Songes brûlants
Neige
Nous passâmes cinq hivers ensemble à jouer, rire, chasser, apprendre et découvrir. Cinq hivers à grandir tous les deux, si profondément liés que chacun d'entre nous développa en soi une part de l'autre.
Plus le temps passait, plus nos séparations devenait douloureuses et plus notre relation s'affermissait. En utilisant le langage des loups, nous pouvions sentir la présence de l'autre à des kilomètres de distance, même si n'arrivions pas encore à communiquer clairement sans nous voir.
Puis, durant l'été de mes quinze ans, les choses commencèrent à changer.
Cela ne se produisit pas d'un coup, il n'y eut aucune explosion ou grande révélation, non, cela pris plutôt la forme de murmures, d'idée discrètes mais bien ancrées, évoluant aussi progressivement que l'éclosion des fleurs au début de l'été.
Mon loup venait de partir lorsque ma voix commença à muer. Mon corps grandit aussi singulièrement, changeant en étranger le jeune homme que je croisais dans les reflets. À ma demande, Solana ensorcela mon chaperon pour qu'il grandisse en même temps que moi, car je ne voulais jamais oublier d'où je venais.

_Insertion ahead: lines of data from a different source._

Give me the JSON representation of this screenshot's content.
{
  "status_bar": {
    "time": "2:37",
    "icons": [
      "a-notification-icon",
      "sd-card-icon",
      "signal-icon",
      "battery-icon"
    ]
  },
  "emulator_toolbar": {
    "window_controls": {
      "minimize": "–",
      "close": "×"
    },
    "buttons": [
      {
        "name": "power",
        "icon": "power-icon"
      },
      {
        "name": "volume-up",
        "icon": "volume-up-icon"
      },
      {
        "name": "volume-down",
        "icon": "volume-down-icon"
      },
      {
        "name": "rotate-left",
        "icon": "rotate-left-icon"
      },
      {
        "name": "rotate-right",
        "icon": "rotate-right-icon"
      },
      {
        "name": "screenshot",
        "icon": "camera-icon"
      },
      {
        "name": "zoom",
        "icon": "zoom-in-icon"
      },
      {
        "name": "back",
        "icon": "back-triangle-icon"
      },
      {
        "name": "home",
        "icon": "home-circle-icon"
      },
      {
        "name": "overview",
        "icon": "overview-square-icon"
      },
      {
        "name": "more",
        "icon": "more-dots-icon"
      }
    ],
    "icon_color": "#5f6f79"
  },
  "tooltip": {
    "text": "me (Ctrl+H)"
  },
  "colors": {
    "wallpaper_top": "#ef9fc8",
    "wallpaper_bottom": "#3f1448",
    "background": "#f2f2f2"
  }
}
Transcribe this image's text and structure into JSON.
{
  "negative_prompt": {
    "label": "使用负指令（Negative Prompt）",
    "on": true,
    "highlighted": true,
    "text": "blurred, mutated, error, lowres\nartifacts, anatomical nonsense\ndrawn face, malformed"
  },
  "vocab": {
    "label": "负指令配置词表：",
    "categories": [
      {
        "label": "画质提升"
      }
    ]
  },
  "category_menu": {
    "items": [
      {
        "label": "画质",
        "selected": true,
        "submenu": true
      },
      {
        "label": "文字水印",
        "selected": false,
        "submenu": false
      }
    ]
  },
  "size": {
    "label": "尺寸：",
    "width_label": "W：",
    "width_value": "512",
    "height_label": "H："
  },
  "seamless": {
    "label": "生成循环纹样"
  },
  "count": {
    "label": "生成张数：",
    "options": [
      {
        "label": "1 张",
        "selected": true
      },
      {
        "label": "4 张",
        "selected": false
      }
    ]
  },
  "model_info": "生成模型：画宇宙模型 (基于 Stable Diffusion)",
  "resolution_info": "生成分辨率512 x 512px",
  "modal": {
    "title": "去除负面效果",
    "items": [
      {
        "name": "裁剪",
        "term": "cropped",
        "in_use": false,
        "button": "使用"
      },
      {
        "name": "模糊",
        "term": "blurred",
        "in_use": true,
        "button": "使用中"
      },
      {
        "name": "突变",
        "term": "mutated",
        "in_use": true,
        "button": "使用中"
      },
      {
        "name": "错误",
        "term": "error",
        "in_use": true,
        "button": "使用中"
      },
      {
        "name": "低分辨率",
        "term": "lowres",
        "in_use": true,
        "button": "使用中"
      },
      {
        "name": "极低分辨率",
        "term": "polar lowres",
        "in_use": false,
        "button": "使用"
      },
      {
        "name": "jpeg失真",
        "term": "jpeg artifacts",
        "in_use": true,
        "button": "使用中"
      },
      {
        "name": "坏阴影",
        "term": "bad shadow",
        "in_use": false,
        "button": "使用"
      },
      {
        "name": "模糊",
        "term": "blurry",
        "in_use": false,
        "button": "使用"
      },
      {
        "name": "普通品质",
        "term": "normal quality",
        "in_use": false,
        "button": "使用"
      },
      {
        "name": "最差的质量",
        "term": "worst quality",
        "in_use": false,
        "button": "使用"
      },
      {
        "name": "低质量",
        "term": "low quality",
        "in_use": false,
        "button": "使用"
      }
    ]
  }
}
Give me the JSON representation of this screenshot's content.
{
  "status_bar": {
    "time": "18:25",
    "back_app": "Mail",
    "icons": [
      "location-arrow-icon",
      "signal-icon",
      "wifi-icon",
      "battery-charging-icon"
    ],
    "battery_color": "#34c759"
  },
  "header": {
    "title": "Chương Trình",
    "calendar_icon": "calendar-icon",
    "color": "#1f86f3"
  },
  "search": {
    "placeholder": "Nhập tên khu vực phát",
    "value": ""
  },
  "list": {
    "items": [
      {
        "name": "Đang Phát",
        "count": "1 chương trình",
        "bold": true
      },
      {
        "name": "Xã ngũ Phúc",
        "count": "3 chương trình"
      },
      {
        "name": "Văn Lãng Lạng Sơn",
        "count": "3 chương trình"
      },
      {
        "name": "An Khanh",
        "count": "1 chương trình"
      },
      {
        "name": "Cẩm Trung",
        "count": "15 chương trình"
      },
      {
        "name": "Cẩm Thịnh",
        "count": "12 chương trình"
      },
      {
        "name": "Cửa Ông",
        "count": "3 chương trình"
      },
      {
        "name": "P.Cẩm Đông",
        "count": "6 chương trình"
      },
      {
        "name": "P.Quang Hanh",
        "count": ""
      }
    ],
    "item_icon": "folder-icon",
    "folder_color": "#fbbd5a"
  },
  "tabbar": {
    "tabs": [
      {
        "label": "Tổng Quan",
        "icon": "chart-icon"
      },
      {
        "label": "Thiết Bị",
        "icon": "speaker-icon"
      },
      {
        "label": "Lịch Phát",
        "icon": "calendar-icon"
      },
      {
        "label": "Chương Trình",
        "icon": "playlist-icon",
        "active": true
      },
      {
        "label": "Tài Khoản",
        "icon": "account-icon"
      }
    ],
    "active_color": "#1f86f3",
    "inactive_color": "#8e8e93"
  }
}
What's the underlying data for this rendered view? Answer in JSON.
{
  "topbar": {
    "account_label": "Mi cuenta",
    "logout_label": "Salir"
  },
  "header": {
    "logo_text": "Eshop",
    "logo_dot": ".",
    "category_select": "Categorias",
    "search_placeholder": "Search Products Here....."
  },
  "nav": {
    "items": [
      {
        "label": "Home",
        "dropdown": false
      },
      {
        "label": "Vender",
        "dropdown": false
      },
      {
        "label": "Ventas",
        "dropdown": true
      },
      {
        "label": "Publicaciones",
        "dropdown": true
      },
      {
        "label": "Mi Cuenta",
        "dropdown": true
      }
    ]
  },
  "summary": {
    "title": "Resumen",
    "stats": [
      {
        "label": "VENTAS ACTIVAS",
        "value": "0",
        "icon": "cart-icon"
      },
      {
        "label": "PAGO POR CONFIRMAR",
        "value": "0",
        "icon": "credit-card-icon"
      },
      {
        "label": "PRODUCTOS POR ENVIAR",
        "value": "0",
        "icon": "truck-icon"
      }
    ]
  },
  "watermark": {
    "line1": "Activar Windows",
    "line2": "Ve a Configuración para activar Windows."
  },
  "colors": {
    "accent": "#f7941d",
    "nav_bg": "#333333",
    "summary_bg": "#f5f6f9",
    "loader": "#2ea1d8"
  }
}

Mon regard sur le monde évolua en même temps, modifiant mes goûts et mes habitudes. Je n'avais plus souvent envie de sauter dans la rivière, de me rouler dans l'herbe ou de grimper aux arbres qui entouraient la clairière. Je préférai passer mes journées allongé sur le tapis de la bibliothèque de Solana, le nez plongé dans des traités de magie que j'avais déjà lu dix fois, l'esprit accaparé par un problème particulièrement compliqué. De nombreux sujets qui m'avait semblé ennuyant m'intéressèrent subitement.
Et de nouveaux désirs s'insinuèrent dans mes pensées.
J'avais déjà senti leur présence discrète l'année précédente, j'avais déjà surpris quelques éclats fugitifs de chaleurs à des endroits étranges de mon corps... Mais en l'absence d'Astre, ils ne firent que grandir et se développer.
Et les rêves, notamment, commencèrent à me hanter.
Toutes les nuits, ou presque, le même songe...
Je marchais dans la forêt, vêtu de mon chaperon rouge, comme au jour de notre rencontre. Les arbres étaient immenses, immobiles, privés du moindre souffle de vent. La neige craquait doucement sous mes pieds.
Je n'avais ni faim, ni froid, ni peur. Je savais où j'allais et je savais qui je cherchais.
J'avançais encore...
Astre était là, au milieu du chemin. Il m'attendait.
Il avait changé lui aussi. Son corps déjà musclé l'était un peu plus. Sa tête avait dépassé la mienne. Ses épaules étaient assez larges pour qu'il m'enveloppe tout entier dans son étreinte et les dernières rondeurs de l'enfance avaient laissé la place à une silhouette plus fine, plus ferme, dont l'élégance évoquait irrésistiblement celle de ses amis loups.
Sa fourrure était nonchalamment posée en travers de ses épaules, soulignant par sa blancheur l'éclat sombre de sa peau nue.
Il me regardait, mais ses yeux étaient ceux d'un loup et son regard brûlait si fort que si j'avais réellement été de neige, j'aurais probablement fondu. Ses dents ressemblaient à des crocs, ses boucles ébouriffées à une deuxième fourrure et sa posture prédatrice, légèrement voûté, avait quelque chose de purement animal. La part humaine, celle que j'avais apprivoisé, s'était évanhoui.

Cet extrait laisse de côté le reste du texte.